Nyaman tanpa iklan. Langganan BisnisPro

Sejumlah Pemain Multifinance Terganjal Masalah Permodalan, Siapa Minat Caplok?

OJK mencatat terdapat 22 pemain yang belum dapat memenuhi ketentuan terkait permodalan. Mereka yang belum mampu memenuhi harus cepat-cepat merancang strategi aksi korporasi.
Ilustrasi multifinance / Bisnis.com
Ilustrasi multifinance / Bisnis.com

Bisnis.com, JAKARTA - Otoritas Jasa Keuangan (OJK) berharap pelaku industri pembiayaan yang masih terganjal masalah permodalan segera menggodok rencana aksi korporasi, apabila masih berniat meneruskan bisnis dan mempertahankan perizinannya.

Kepala Departemen Pengawasan Industri Keuangan Non-Bank (IKNB) 2B OJK Bambang W Budiawan menjelaskan sesuai regulasi tentang penyelenggaraan usaha multifinance alias POJK 35/2018, ada tiga jenis masalah permodalan yang bisa menimpa para pemain.

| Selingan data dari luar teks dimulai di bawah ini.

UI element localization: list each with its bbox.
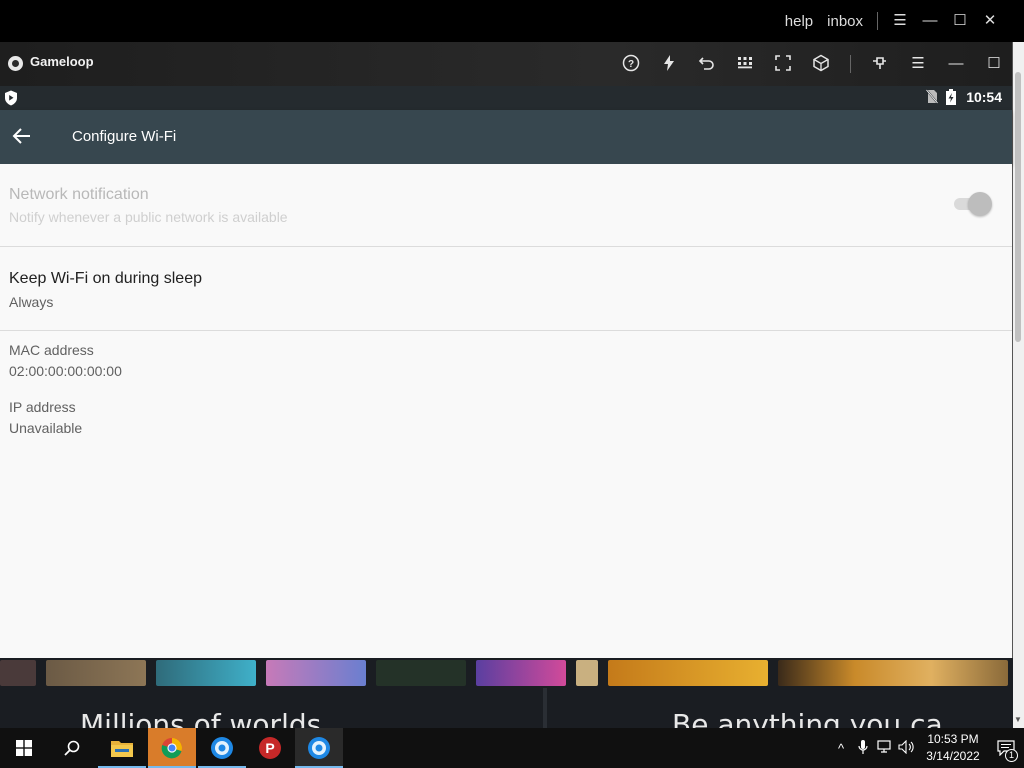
- host-window-controls: help inbox ☰ — ☐ ✕: [785, 12, 998, 30]
- keep-wifi-on-pref[interactable]: Keep Wi-Fi on during sleep Always: [0, 270, 1012, 310]
- network-notification-title: Network notification: [9, 186, 149, 203]
- settings-list: Network notification Notify whenever a p…: [0, 164, 1012, 658]
- ip-address-pref: IP address Unavailable: [0, 399, 1012, 436]
- search-icon: [64, 740, 80, 756]
- volume-icon[interactable]: [896, 739, 918, 757]
- page-scrollbar-thumb[interactable]: [1015, 72, 1021, 342]
- notification-count-badge: 1: [1005, 749, 1018, 762]
- gameloop-title-bar: Gameloop ? ☰ — ☐: [0, 42, 1012, 86]
- no-sim-icon: [926, 89, 939, 105]
- svg-text:P: P: [265, 740, 274, 756]
- settings-cube-icon[interactable]: [810, 54, 832, 74]
- game-thumbnail[interactable]: [608, 660, 768, 686]
- banner-headline-left: Millions of worlds: [80, 708, 322, 728]
- pin-icon[interactable]: [869, 54, 891, 74]
- ip-address-title: IP address: [9, 399, 76, 415]
- toolbar-divider: [850, 55, 851, 73]
- ip-address-value: Unavailable: [9, 420, 83, 436]
- boost-lightning-icon[interactable]: [658, 54, 680, 74]
- game-thumbnail[interactable]: [576, 660, 598, 686]
- chrome-icon: [161, 737, 182, 759]
- action-center-button[interactable]: 1: [988, 728, 1024, 768]
- banner-headline-right: Be anything you ca: [672, 708, 943, 728]
- clock-date: 3/14/2022: [926, 749, 980, 763]
- keyboard-mapping-icon[interactable]: [734, 54, 756, 74]
- game-thumbnail[interactable]: [46, 660, 146, 686]
- microphone-icon[interactable]: [852, 739, 874, 758]
- shield-icon: [5, 90, 17, 106]
- start-button[interactable]: [0, 728, 48, 768]
- taskbar-psiphon[interactable]: P: [246, 728, 294, 768]
- android-status-bar: 10:54: [0, 86, 1012, 110]
- game-thumbnail[interactable]: [266, 660, 366, 686]
- keep-wifi-summary: Always: [9, 294, 54, 310]
- settings-divider: [0, 246, 1012, 247]
- host-bar-divider: [877, 12, 878, 30]
- help-link[interactable]: help: [785, 13, 813, 30]
- clock-time: 10:53 PM: [927, 732, 979, 746]
- windows-logo-icon: [16, 740, 32, 756]
- folder-icon: [111, 741, 133, 757]
- emulator-menu-icon[interactable]: ☰: [907, 54, 929, 74]
- taskbar-clock[interactable]: 10:53 PM 3/14/2022: [918, 731, 988, 765]
- host-minimize-icon[interactable]: —: [922, 13, 938, 29]
- undo-rotate-icon[interactable]: [696, 54, 718, 74]
- network-notification-pref: Network notification Notify whenever a p…: [0, 186, 1012, 225]
- mac-address-title: MAC address: [9, 342, 94, 358]
- game-thumbnail[interactable]: [376, 660, 466, 686]
- battery-charging-icon: [946, 89, 958, 105]
- game-thumbnail[interactable]: [156, 660, 256, 686]
- page-scrollbar[interactable]: ▼: [1012, 42, 1024, 728]
- inbox-link[interactable]: inbox: [827, 13, 863, 30]
- taskbar-file-explorer[interactable]: [98, 728, 146, 768]
- back-arrow-icon[interactable]: [10, 124, 36, 150]
- host-window-bar: help inbox ☰ — ☐ ✕: [0, 0, 1024, 42]
- page-title: Configure Wi-Fi: [72, 128, 177, 145]
- gameloop-toolbar: ? ☰ — ☐ ✕: [620, 54, 1024, 74]
- website-banner: Millions of worlds Be anything you ca: [0, 658, 1013, 728]
- psiphon-icon: P: [259, 737, 281, 759]
- host-menu-icon[interactable]: ☰: [892, 13, 908, 29]
- host-maximize-icon[interactable]: ☐: [952, 13, 968, 29]
- game-thumbnail[interactable]: [0, 660, 36, 686]
- taskbar-gameloop[interactable]: [198, 728, 246, 768]
- network-notification-summary: Notify whenever a public network is avai…: [9, 209, 288, 225]
- taskbar-chrome[interactable]: [148, 728, 196, 768]
- search-button[interactable]: [48, 728, 96, 768]
- windows-taskbar: P ^ 10:53 PM 3/14/2022 1: [0, 728, 1024, 768]
- toggle-knob: [968, 192, 992, 216]
- system-tray: ^ 10:53 PM 3/14/2022 1: [830, 728, 1024, 768]
- svg-text:?: ?: [628, 59, 634, 70]
- status-bar-right: 10:54: [926, 89, 1002, 105]
- keep-wifi-title: Keep Wi-Fi on during sleep: [9, 270, 202, 287]
- game-thumbnails: [0, 660, 1013, 686]
- network-notification-toggle[interactable]: [954, 192, 992, 216]
- fullscreen-icon[interactable]: [772, 54, 794, 74]
- taskbar-gameloop-active[interactable]: [295, 728, 343, 768]
- show-hidden-icons-icon[interactable]: ^: [830, 741, 852, 756]
- gameloop-logo-icon: [8, 56, 23, 71]
- emulator-minimize-icon[interactable]: —: [945, 54, 967, 74]
- emulator-maximize-icon[interactable]: ☐: [983, 54, 1005, 74]
- banner-divider: [543, 688, 547, 728]
- status-time: 10:54: [966, 89, 1002, 105]
- gameloop-window: Gameloop ? ☰ — ☐ 10:54 Configure Wi-Fi N…: [0, 42, 1013, 658]
- mac-address-value: 02:00:00:00:00:00: [9, 363, 122, 379]
- gameloop-taskbar-icon: [308, 737, 330, 759]
- gameloop-app-name: Gameloop: [30, 54, 94, 69]
- host-close-icon[interactable]: ✕: [982, 13, 998, 29]
- mac-address-pref: MAC address 02:00:00:00:00:00: [0, 342, 1012, 379]
- app-bar: Configure Wi-Fi: [0, 110, 1012, 164]
- game-thumbnail[interactable]: [778, 660, 1008, 686]
- game-thumbnail[interactable]: [476, 660, 566, 686]
- gameloop-taskbar-icon: [211, 737, 233, 759]
- help-icon[interactable]: ?: [620, 54, 642, 74]
- network-icon[interactable]: [874, 739, 896, 757]
- scroll-down-icon[interactable]: ▼: [1014, 715, 1022, 724]
- settings-divider: [0, 330, 1012, 331]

Pertama, yang paling dasar, yaitu pemenuhan ekuitas minimum Rp100 miliar. Kedua, pemenuhan rasio modal sendiri terhadap modal disetor minimum 50 persen. Ketiga, pemenuhan rasio permodalan minimum 10 persen.

"Berdasarkan hasil monitoring terhadap 162 perusahaan pembiayaan, terdapat 22 pemain atau 13,58 persen yang belum dapat memenuhi ketentuan terkait permodalan. Ada juga beberapa pemain yang masih melanggar lebih dari satu ketentuan," jelasnya kepada Bisnis, Rabu (19/1/2022).

Secara terperinci, OJK mencatat 12 multifinance yang terdiri dari 11 pemain segmen konvensional dan 1 pemain segmen syariah, belum memenuhi ketentuan ekuitas minimum Rp100 miliar.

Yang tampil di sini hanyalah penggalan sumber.